Para Carly Wayne, essa narrativa já surgiu nas mensagens dos líderes israelitas sobre o ataque e continuará a moldar a resposta do país ao Hamas na Faixa de Gaza.
“As atrocidades do Holocausto e as suas implicações políticas são amplamente socializadas em Israel. É onipresente em todo o currículo das escolas judaicas, desde tenra idade e permanentemente invocado na retórica política”, disse Carly Wayne. “Esta é uma forma pela qual esta socialização da vitimização judaica ao longo do tempo acontece na sociedade israelita e depois é aplicada ao contexto atual.”
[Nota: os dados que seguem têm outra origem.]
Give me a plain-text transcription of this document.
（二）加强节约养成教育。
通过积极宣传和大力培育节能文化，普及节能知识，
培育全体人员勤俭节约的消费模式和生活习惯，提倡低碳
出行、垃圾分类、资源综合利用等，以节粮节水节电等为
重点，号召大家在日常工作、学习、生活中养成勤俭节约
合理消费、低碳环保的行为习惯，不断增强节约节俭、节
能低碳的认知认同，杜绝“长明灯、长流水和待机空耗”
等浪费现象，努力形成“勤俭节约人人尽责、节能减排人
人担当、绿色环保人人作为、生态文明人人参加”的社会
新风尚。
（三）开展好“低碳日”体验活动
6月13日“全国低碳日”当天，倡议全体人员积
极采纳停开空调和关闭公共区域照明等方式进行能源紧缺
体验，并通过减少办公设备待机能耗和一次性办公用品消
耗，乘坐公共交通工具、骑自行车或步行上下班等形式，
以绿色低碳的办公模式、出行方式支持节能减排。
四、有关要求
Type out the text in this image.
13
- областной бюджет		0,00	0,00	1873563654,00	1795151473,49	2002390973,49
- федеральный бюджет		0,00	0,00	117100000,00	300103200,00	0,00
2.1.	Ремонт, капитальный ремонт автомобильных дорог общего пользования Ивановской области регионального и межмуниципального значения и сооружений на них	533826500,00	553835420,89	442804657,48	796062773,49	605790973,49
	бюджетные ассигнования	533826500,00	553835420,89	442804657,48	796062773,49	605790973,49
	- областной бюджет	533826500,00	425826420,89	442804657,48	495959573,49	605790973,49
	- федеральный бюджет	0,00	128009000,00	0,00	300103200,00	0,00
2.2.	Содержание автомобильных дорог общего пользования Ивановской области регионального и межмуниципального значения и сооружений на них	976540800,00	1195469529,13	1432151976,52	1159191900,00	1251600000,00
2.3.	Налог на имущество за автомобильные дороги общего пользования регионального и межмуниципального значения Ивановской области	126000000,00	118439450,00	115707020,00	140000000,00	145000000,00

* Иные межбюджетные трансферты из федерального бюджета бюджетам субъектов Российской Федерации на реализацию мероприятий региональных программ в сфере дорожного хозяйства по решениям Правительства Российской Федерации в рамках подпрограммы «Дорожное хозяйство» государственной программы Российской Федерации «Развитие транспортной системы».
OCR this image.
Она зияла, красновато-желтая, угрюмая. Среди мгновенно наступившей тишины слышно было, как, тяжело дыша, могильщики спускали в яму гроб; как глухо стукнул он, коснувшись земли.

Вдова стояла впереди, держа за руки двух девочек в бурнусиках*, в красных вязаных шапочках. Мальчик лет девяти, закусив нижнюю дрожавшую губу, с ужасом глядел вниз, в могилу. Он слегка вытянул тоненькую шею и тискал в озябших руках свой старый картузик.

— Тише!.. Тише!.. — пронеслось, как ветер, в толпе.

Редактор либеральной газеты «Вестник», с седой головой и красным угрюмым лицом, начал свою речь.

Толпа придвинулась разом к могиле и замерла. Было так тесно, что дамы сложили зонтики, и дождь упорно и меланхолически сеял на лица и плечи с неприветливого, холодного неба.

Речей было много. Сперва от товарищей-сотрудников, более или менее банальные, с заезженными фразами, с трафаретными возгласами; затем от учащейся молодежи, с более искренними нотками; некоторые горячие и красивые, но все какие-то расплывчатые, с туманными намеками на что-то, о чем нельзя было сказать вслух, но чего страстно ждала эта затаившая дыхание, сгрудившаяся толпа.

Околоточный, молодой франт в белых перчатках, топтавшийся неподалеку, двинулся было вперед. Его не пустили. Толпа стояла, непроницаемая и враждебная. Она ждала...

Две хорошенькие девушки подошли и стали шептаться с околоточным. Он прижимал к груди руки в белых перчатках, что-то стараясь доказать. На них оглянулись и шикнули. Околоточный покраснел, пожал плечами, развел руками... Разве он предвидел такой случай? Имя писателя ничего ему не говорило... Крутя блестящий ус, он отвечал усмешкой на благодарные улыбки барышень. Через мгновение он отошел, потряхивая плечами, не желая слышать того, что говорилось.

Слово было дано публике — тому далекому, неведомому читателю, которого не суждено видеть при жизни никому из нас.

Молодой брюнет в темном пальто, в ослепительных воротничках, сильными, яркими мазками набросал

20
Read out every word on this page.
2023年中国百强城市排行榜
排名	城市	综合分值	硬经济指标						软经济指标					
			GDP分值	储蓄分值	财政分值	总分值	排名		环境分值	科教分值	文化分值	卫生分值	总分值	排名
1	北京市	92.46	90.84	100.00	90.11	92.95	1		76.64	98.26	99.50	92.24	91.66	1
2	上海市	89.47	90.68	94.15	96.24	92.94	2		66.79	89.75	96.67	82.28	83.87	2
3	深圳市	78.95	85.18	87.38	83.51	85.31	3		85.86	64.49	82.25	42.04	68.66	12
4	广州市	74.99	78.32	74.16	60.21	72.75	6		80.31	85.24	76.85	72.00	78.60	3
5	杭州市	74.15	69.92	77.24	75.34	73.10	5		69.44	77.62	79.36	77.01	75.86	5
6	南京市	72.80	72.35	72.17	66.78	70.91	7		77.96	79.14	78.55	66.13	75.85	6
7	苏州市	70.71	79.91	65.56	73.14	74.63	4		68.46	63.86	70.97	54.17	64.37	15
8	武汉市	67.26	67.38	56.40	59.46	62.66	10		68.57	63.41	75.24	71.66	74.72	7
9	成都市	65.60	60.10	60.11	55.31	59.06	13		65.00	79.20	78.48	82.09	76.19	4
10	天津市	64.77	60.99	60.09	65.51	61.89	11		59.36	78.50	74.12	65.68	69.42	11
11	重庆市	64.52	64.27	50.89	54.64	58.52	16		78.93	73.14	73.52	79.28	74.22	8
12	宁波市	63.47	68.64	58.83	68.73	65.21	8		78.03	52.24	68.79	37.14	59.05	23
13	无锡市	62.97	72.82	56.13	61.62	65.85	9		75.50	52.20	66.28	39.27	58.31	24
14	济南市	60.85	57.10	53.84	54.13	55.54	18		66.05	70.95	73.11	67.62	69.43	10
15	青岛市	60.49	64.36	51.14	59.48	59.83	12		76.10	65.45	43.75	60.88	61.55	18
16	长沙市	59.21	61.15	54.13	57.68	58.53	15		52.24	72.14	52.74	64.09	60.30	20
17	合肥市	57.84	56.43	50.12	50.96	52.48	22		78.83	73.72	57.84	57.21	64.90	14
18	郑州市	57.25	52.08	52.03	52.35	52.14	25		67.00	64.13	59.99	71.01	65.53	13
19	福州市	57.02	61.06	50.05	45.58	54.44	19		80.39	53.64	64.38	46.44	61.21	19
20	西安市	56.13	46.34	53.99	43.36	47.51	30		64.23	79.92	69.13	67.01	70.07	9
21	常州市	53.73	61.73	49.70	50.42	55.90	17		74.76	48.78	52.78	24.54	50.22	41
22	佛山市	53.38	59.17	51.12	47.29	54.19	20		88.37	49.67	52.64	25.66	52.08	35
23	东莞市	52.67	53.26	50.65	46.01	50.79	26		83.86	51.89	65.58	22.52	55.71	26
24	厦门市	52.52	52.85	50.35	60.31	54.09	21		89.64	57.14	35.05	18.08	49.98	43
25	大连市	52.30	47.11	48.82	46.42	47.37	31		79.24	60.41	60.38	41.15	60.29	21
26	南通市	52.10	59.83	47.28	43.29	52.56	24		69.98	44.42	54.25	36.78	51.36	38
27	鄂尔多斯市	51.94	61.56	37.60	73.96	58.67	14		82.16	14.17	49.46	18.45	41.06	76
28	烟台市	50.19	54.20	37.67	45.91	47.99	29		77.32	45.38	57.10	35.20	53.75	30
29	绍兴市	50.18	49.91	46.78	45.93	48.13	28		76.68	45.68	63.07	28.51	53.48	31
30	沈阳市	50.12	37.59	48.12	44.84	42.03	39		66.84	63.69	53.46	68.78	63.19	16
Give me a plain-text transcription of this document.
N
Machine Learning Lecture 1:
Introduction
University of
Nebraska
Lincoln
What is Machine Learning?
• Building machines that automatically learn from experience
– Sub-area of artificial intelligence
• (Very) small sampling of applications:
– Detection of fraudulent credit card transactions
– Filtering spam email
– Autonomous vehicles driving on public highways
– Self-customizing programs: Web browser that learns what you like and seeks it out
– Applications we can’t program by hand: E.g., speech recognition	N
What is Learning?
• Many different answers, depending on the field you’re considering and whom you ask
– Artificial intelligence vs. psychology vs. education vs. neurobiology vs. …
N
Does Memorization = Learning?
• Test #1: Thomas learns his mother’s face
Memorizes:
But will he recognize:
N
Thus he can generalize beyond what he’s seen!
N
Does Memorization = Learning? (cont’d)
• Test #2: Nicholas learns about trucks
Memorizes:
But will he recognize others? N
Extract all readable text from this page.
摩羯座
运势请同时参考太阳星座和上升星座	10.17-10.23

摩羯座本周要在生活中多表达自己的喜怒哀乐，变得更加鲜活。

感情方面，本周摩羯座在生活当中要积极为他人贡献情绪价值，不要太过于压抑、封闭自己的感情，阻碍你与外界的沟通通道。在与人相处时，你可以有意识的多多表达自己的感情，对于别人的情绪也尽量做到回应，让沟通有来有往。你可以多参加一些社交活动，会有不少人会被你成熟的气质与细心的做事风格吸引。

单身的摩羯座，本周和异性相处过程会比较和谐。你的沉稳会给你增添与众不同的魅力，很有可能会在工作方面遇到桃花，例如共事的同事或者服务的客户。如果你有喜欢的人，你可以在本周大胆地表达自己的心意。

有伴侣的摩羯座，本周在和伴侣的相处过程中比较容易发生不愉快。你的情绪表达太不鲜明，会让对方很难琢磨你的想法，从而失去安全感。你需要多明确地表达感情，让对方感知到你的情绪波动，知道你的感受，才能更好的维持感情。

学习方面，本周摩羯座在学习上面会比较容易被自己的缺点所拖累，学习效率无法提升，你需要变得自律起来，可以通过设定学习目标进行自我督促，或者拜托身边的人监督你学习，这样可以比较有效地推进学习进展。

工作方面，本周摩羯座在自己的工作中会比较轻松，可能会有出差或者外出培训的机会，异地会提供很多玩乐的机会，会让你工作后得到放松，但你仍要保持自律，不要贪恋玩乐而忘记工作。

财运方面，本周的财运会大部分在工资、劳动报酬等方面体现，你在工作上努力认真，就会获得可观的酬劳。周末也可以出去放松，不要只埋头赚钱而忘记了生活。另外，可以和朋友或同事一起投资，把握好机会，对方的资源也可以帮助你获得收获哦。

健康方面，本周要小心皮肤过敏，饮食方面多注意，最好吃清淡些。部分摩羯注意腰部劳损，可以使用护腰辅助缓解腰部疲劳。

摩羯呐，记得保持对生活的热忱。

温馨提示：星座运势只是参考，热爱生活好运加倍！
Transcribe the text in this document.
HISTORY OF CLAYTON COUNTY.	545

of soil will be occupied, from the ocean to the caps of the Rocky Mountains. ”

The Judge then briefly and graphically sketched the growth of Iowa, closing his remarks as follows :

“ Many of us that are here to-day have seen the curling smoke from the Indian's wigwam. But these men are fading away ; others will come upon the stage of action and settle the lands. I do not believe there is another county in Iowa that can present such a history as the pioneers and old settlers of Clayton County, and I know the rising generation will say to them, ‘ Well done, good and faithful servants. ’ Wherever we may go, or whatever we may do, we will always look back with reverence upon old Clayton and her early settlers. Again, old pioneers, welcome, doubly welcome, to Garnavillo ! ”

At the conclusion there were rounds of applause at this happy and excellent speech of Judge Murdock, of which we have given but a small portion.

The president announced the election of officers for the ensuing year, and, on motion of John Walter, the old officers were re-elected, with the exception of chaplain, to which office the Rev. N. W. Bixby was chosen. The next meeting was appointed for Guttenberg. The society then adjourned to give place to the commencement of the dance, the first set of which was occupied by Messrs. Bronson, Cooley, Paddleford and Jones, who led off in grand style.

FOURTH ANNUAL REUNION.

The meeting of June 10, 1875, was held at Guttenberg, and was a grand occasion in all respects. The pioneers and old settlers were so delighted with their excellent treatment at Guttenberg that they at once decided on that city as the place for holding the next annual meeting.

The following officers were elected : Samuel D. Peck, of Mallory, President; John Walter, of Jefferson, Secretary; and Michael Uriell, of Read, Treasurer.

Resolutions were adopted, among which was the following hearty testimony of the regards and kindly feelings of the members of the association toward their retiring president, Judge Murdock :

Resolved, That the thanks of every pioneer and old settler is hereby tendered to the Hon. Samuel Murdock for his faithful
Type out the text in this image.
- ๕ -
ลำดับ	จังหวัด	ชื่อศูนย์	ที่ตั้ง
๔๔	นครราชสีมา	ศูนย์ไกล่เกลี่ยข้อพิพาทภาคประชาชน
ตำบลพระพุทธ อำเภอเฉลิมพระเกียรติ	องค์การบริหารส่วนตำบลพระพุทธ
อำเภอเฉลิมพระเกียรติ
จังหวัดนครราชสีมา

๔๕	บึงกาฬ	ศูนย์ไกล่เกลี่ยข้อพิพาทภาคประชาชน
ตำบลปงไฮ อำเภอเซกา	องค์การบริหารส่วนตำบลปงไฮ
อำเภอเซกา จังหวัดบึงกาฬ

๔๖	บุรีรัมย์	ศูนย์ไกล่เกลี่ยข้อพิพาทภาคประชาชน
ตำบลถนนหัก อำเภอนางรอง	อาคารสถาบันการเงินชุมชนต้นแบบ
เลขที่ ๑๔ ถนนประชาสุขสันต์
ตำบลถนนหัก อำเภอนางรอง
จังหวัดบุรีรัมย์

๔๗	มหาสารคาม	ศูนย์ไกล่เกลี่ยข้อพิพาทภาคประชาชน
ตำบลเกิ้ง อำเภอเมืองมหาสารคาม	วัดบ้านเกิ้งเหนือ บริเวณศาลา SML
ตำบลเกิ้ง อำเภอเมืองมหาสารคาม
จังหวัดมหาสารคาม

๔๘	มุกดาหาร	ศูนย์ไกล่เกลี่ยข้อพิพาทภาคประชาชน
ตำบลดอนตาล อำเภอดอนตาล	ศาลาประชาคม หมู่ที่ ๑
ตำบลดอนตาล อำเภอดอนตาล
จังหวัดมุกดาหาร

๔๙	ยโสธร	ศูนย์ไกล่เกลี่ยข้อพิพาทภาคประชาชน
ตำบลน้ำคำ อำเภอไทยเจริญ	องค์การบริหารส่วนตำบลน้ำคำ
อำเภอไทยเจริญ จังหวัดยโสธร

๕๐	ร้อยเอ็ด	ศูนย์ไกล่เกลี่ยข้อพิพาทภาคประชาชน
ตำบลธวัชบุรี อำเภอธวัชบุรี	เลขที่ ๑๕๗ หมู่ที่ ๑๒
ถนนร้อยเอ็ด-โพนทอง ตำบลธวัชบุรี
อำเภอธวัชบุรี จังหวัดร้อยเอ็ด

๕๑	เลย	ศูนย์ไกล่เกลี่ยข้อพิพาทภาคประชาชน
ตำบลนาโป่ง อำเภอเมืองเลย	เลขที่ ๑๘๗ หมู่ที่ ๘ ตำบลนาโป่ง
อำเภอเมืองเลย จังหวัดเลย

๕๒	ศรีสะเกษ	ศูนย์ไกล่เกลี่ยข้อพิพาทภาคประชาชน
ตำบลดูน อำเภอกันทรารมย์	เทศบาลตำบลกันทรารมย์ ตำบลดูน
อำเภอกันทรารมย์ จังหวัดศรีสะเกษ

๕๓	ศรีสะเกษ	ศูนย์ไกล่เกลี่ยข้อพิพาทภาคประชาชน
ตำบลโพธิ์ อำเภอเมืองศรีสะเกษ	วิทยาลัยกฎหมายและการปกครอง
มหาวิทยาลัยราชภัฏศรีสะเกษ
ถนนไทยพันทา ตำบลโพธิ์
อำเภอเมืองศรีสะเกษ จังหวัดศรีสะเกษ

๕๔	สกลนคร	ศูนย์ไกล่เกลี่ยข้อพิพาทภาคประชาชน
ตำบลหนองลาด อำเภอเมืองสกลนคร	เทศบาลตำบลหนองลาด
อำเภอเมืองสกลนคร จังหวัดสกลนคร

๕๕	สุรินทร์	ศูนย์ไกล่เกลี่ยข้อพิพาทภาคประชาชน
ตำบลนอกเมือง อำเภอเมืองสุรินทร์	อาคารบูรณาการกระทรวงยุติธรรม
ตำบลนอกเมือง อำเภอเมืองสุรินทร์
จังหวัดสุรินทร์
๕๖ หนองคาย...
De acordo com Carly Wayne, esta narrativa molda a forma como os israelitas veem o conflito atual: embora o povo judeu costumava ser fraco, agora, com Israel, é mais forte, e nunca permitirá que algo como o Holocausto aconteça novamente.
“Acho que essa é uma das razões pelas quais este ataque foi tão traumático”, disse Carly Wayne. “Israel depositou muita fé no seu exército, por isso isto é realmente um soco no estomago. Haverá muitas acusações e investigações sobre o que aconteceu, mas, inequivocamente, o exército falhou. Eles não tinham inteligência para sugerir que isso iria acontecer e não estavam preparados.
“Infelizmente, a lição que Israel vai tirar disto não é que este tipo de violência esteja ligado à ocupação e ao fracasso em alcançar uma solução diplomática, mas sim que a retirada de Gaza foi um erro e que Israel precisa essencialmente de manter um controlo mais rígido sobre a liberdade de movimento palestina”, acrescentou Carly Wayne.
Como chegamos aqui?
Embora o conflito entre Israel e a Palestina seja um dos conflitos mais matizados que existem neste momento, as raízes da atual crise Gaza-Israel podem ser claramente rastreadas até 2005, quando as tropas israelitas retiraram unilateralmente de Gaza, disse Carly Wayne.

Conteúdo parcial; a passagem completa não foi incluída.